SFT chief executive Judy Hargadon said it was highly unlikely that hordes of teenagers would abandon school dinners as new menus came in: “Schools and caterers have a virtually guaranteed customer base - provided they market it well. Many high street caterers would envy having such a captive audience.”

Meanwhile, food-based standards alone were not enough, she insisted. “Nutrient-based standards provide a much better way to limit the total amount of fat, sugar and salt ... and can ensure there is enough iron and calcium in an average lunch to meet pupils’ needs.”

She also rejected suggestions that the nutrient-based standards, which require menu planners to use software packages to analyse menus for compliance, were too difficult to implement. While caterers would need “professional support”​, it was “common practice in modern life to take advice from experts”, ​she added.

Time consuming and complex

However, nutritionists contacted by Food Manufacture​ said the required menu-planning was time consuming and complex, while most doubted that Oftsed inspectors had the requisite skills or expertise to enforce the rules anyway. Only a third ofLACA members said they were confident of being compliant with the new standards by September.

Rachel Brown, company nutritionist at school meals supplier Green Gourmet, said: “Ofsted inspectors are not registered dieticians in their spare time.”

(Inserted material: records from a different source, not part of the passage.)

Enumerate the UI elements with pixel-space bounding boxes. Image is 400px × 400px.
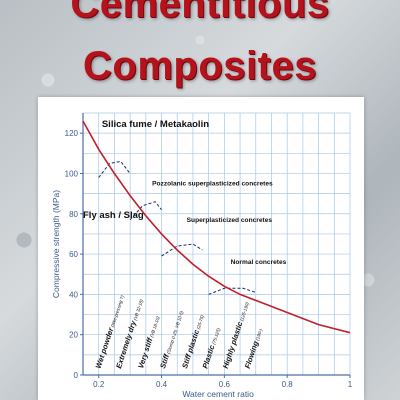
y-tick-label: 100	[65, 169, 79, 178]
consistency-label: Flowing (190-)	[243, 327, 265, 370]
consistency-label-layer: Wet powder (Wet-pressing ?)Extremely dry…	[94, 293, 265, 369]
dashed-arc	[98, 160, 131, 178]
dashed-arc	[208, 287, 256, 295]
consistency-label-sub: (190-)	[254, 328, 263, 343]
consistency-label-sub: (75-125)	[211, 327, 222, 346]
x-tick-label: 0.2	[93, 380, 105, 389]
curve-layer	[82, 120, 351, 334]
x-tick-label: 0.4	[156, 380, 168, 389]
consistency-label-sub: (25-75)	[195, 314, 205, 331]
y-tick-label: 60	[69, 250, 78, 259]
dashed-arc	[129, 201, 162, 221]
dashed-arc-layer	[98, 160, 256, 295]
chart-annotation: Pozzolanic superplasticized concretes	[152, 181, 273, 188]
consistency-label-sub: (VB 18-10)	[149, 315, 161, 339]
consistency-label-sub: (Slump 0-25, VB 10-5)	[165, 310, 184, 356]
chart-card: 0 20 40 60 80 100 120 0.2 0.4 0.6 0.8 1 Water cement…	[38, 97, 364, 400]
consistency-label: Very stiff (VB 18-10)	[136, 314, 162, 369]
x-tick-label: 0.8	[282, 380, 294, 389]
y-tick-label: 80	[69, 210, 78, 219]
x-axis-label: Water cement ratio	[182, 389, 254, 399]
consistency-label: Plastic (75-125)	[200, 326, 222, 370]
consistency-label-sub: (Wet-pressing ?)	[110, 294, 126, 329]
x-tick-label: 1	[348, 380, 353, 389]
strength-ratio-chart: 0 20 40 60 80 100 120 0.2 0.4 0.6 0.8 1 Water cement…	[51, 112, 353, 399]
consistency-label-sub: (VB 32-18)	[132, 298, 144, 322]
axis-layer: 0 20 40 60 80 100 120 0.2 0.4 0.6 0.8 1 Water cement…	[51, 113, 353, 399]
chart-annotation: Silica fume / Metakaolin	[102, 119, 209, 130]
y-tick-label: 20	[69, 331, 78, 340]
consistency-label-sub: (125-190)	[239, 301, 250, 323]
book-title-line-2: Composites	[83, 44, 317, 88]
x-tick-label: 0.6	[219, 380, 231, 389]
annotation-layer: Silica fume / Metakaolin Pozzolanic super…	[83, 119, 287, 266]
dashed-arc	[161, 243, 203, 257]
chart-annotation: Superplasticized concretes	[187, 217, 273, 224]
y-axis-label: Compressive strength (MPa)	[51, 190, 61, 298]
y-tick-label: 120	[65, 129, 79, 138]
book-title-line-1: Cementitious	[70, 0, 330, 26]
chart-annotation: Fly ash / Slag	[83, 210, 144, 221]
strength-curve	[82, 120, 351, 334]
chart-annotation: Normal concretes	[231, 259, 287, 266]
y-tick-label: 40	[69, 290, 78, 299]
y-tick-label: 0	[74, 371, 79, 380]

She added: “These standards are very restrictive to creativity.”​ It was also difficult to get enough iron and zinc into menus to meet the nutrient standards without violating the food-based rules, which restricted the provision of meat-based products such as beef burgers, she said.

While it was easy to meet calcium or iron requirements simply by increasing the provision of milk or spinach, many pupils did not like them, added dietician Gaynor Bussell. “It’s one thing meeting the standards and another thing whether children actually want to eat what you are offering.”

Inflexible

McCain had developed a new range of steam-blanched potato products to fall in line with the food-based rules, but remained frustrated by the inflexibility of the SFT. The organisation had laudible aims but lacked pragmatism, said corporate affairs director Bill Bartlett.

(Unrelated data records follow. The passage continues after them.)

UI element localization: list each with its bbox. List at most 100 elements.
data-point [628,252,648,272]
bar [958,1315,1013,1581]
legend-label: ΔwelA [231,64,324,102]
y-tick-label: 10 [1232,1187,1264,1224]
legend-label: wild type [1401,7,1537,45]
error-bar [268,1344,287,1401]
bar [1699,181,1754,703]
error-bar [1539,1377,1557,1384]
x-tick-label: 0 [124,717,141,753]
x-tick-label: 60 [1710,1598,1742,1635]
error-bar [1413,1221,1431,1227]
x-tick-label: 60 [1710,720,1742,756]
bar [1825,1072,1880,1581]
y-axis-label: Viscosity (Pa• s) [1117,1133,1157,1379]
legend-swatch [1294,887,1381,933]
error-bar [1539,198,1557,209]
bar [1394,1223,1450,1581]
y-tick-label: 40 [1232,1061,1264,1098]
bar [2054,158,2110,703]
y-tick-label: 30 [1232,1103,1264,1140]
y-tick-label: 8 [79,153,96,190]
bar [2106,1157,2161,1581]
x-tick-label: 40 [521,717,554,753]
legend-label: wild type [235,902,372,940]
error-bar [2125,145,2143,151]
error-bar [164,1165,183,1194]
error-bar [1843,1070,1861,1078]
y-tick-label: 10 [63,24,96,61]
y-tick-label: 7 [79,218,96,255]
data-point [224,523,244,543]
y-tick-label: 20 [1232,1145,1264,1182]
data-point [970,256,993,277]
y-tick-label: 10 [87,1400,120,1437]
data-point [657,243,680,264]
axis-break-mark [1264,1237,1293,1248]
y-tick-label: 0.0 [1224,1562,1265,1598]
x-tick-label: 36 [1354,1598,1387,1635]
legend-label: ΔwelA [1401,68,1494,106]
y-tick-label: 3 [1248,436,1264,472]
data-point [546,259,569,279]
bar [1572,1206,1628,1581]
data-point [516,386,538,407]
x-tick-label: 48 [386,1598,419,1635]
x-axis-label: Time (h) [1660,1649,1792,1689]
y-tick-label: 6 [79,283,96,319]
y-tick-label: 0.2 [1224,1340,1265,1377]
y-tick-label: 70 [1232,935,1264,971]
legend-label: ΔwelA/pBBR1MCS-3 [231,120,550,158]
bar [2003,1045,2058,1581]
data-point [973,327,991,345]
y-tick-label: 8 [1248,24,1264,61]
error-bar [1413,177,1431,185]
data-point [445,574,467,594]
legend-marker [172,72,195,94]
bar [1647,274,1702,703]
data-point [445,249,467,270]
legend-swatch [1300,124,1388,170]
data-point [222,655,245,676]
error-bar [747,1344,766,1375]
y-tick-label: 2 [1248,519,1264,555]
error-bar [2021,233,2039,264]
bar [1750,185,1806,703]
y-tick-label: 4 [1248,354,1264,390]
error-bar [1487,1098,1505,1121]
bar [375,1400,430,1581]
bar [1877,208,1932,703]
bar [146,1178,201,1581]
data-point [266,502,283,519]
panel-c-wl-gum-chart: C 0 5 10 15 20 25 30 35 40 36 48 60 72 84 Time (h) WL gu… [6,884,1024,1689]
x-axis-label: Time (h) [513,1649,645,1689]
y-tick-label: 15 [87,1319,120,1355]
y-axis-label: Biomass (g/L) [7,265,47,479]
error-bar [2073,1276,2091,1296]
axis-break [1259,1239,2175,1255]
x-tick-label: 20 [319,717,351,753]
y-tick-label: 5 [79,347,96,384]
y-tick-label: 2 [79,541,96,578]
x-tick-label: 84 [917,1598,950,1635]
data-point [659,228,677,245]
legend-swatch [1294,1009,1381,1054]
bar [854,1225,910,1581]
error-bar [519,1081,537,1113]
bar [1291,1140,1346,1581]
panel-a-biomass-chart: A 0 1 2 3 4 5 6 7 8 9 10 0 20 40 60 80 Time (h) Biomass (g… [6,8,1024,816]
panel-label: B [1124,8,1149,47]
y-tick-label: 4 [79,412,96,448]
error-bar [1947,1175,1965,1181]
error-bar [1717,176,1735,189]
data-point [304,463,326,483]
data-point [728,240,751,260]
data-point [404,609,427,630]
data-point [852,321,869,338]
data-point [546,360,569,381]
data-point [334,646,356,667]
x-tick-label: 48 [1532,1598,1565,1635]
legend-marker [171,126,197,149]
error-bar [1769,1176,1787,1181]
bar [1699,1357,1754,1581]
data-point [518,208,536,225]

“The biggest issue for us has been the food-based standards, which restrict the use of our chips because of the cooking method even though they are still very low in fat. But the nutrient-based standards could also have a negative impact if they reduce overall uptakes.”

LACA’s main gripe is that secondary schools are completely different to primary schools (where the nutrient-based standards already apply), said former LACA chairman Sandra Russell. “If you have a fixed number of children sitting down and eating a main meal and dessert every day supplied from one serving point, as you do in primary schools, the calculations might actually mean something.

“Many secondary schools operate a cafeteria system where up to 1,500 children have 30 minutes or less to queue up and pay as they go, picking up bits and pieces from multiple service points. The numbers also vary wildly from day-to-day.

“Against this backdrop, we’re being asked to do incredibly onerous and complicated calculations on figures that are completely meaningless as the number of ‘meals’ is purely notional.”

However, Eileen Steinbock, head of Health and Nutrition at Brakes, said the problems were not insurmountable. She added: “The most challenging areas are the time and expertise to do the calculations and the availability of the data. To assist caterers, Brakes has provided data, including all the micronutrients required for the 600 most popular products, directly to all the software suppliers.

"We have also had meetings with customers to advise them how to do the calculations. We are continuing to add compliant menus to the website all the time.”